Thousands have been subjected to enforced disappearances in 2020, after being taken to unofficial detention centers in western Libya, including to the so-called Tobacco Factory in Tripoli, run by a government-allied militia, Amnesty said.
There, the migrants and refuges face a “constant risk” of being abducted by militias, armed groups and traffickers.
They are “trapped in a vicious cycle of cruelty with little to no hope of finding safe and legal pathways out,” the report said. “Some are tortured or raped until their families pay ransoms to secure their release. Others die in custody as a result of violence, torture, starvation or medical neglect.”
Eltahawy urged the EU to “completely reconsider” its cooperation with Libyan authorities and make “any further support conditional on immediate action to stop horrific abuses against refugees and migrants.”

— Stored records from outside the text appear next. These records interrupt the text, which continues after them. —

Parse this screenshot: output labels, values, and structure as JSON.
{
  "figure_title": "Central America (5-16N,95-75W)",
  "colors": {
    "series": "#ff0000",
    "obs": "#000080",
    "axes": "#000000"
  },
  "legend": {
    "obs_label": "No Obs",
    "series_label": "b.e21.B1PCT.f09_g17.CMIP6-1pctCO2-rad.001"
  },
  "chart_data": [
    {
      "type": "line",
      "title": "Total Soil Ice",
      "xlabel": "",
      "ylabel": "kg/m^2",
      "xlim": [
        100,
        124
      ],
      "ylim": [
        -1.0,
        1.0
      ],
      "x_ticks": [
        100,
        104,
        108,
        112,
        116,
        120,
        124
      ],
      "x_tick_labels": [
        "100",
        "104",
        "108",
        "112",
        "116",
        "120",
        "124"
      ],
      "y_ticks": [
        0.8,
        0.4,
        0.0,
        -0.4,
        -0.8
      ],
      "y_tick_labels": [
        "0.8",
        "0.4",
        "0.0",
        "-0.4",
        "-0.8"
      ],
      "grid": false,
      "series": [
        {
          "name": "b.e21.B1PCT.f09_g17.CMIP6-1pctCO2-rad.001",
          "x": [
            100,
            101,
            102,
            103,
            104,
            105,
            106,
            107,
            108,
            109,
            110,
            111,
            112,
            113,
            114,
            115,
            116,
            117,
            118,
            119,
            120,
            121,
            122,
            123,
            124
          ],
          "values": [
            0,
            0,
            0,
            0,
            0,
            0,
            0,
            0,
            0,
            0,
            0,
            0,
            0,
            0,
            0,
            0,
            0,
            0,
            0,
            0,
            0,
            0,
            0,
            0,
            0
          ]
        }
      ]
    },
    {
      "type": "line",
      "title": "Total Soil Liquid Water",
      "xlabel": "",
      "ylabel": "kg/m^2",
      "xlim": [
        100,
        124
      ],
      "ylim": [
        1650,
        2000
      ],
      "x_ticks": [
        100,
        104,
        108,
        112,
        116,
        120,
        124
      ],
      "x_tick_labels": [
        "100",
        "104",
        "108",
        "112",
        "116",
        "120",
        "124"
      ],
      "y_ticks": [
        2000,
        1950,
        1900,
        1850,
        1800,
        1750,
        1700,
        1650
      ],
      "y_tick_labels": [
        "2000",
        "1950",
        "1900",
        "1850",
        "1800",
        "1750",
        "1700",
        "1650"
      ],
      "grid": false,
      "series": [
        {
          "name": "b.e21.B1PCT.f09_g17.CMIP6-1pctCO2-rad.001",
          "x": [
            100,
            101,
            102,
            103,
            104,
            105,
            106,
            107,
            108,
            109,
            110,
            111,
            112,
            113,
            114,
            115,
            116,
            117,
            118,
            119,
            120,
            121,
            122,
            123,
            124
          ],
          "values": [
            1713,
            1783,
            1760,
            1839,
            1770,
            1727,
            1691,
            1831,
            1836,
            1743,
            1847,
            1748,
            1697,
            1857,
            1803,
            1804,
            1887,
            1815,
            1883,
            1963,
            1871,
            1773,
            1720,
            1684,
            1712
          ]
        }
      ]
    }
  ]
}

In 2020, eastern Libya authorities forcibly expelled over 5,000 refugees and migrants, citing their alleged carrying of “contagious diseases” among reasons cited for the deportations.
Amnesty cited an incident, without saying when it happened, in which eastern Libyan forces blocked a bus from entering the southeastern city of Kufra unless three Chadian nationals got off. They were ordered to take a COVID-19 test and left in the desert outside the city, while other passengers, all of them Libyans, were allowed to enter without further checks or testing.